32 patients with intracerebral tumours underwent nTMS and fMRI prior to surgery. The cortical hotspots (HS) and Centres of Gravity (CoG) of M1 of the hand, the foot and the tongue representation were determined for each localizer technique and controlled by DCS. Euclidean distances (ED) between nTMS/fMRI and the respective DCS HS/CoG’s were computed in 3D. Moreover, nTMS, fMRI and DCS maps were projected onto the cortical surface following normalization to a standard brain. After smoothing, overlap volumes between both nTMS and fMRI with DCS functional maps (voxels) were calculated.

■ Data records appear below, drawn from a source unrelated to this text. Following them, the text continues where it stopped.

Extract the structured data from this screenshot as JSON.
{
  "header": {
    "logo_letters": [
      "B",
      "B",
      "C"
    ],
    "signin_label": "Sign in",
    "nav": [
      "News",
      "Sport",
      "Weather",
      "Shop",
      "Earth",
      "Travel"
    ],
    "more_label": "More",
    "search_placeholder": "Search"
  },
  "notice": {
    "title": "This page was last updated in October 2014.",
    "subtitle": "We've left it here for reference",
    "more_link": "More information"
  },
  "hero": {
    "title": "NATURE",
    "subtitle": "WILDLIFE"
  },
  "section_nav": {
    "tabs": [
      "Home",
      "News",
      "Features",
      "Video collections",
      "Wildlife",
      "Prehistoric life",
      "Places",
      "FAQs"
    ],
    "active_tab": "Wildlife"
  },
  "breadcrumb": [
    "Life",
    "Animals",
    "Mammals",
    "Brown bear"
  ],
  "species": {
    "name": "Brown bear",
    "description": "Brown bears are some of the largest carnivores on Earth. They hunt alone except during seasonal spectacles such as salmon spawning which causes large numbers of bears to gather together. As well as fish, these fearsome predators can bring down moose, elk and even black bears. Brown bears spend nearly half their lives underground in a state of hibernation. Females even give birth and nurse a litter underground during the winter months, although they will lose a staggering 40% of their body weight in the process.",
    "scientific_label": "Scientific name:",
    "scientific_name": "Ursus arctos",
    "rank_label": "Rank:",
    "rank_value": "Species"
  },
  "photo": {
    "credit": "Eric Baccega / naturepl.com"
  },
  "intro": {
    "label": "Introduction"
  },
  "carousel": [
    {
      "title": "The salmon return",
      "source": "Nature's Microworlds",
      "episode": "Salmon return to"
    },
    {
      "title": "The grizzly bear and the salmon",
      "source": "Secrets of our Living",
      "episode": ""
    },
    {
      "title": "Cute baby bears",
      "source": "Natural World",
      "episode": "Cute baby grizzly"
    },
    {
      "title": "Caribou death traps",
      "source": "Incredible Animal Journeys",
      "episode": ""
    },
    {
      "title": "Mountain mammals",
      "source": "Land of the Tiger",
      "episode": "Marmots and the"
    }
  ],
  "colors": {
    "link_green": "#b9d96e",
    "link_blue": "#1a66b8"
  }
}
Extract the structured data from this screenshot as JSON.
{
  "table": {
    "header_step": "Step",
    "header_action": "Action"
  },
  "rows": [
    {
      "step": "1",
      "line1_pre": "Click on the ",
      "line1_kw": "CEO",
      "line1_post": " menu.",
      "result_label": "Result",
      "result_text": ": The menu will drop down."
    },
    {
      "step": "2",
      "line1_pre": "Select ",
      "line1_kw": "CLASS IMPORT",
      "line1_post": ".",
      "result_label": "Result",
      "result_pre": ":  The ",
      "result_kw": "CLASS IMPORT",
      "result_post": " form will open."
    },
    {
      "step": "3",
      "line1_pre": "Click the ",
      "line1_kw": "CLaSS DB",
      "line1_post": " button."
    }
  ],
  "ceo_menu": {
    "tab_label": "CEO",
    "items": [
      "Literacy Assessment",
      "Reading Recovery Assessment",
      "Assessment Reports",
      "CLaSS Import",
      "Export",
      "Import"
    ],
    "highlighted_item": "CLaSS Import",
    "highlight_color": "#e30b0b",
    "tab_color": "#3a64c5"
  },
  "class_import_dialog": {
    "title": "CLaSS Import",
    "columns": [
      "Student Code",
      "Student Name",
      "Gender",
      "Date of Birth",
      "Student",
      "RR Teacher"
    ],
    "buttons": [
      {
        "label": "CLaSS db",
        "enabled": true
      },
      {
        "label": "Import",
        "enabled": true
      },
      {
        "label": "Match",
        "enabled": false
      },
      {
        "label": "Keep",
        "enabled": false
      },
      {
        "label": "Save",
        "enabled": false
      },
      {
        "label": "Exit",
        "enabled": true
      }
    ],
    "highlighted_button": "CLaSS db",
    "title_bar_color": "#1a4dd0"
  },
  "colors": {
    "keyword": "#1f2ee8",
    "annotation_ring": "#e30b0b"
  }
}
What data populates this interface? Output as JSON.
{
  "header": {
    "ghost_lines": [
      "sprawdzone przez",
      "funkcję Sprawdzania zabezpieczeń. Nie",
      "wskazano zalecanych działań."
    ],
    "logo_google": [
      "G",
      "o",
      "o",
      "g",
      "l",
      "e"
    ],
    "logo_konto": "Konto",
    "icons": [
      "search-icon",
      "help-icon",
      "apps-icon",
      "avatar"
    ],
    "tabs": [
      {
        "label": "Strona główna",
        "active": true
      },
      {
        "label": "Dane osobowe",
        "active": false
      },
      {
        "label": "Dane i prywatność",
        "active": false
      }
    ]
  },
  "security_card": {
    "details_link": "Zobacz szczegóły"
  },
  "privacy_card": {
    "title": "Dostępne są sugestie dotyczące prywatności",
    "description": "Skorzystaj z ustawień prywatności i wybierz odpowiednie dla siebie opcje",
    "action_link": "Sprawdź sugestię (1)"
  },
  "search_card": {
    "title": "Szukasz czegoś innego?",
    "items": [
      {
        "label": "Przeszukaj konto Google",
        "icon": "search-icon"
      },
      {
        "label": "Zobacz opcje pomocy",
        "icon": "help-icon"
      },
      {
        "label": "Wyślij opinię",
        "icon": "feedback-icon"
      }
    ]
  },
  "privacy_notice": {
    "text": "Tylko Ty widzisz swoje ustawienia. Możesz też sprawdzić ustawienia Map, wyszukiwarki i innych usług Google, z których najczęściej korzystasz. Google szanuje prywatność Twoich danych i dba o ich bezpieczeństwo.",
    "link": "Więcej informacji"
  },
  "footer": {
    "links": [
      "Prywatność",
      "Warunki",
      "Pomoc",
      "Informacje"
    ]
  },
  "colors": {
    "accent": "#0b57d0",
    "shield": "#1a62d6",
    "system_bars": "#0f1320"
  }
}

CoG’s of the nTMS maps were located significantly closer to the respective DCS CoG’s as compared to fMRI (p < 0.001), mainly due to differences in the congruency of the hand (nTMS-DCS/fMRI-DCS: 9.7 ± 6.0/17.3 ± 9.6 mm) and the foot (nTMS-DCS/fMRI-DCS: 16.2 ± 20/21.7 ± 17 mm) representation. However, comparison of hotspots did not reveal statistically significant differences. Regarding the overlap of entire functional maps, nTMS showed a higher agreement with DCS as compared to fMRI (p < 0.01), mostly attributable to the somatotopic hand representation (nTMS-DCS/fMRI-DCS: 75 ± 17%/57 ± 34%; p < 0.01).
Comparison of both M1 CoG’s and volume overlaps suggest that nTMS agrees better with the gold standard of intraoperative DCS as compared to fMRI, especially regarding the hand and the foot representation and, thus, is recommendable for presurgical M1 mapping. However, both methods should be regarded as complementary, particularly in respect of the tongue representation which is less easy to depict by nTMS.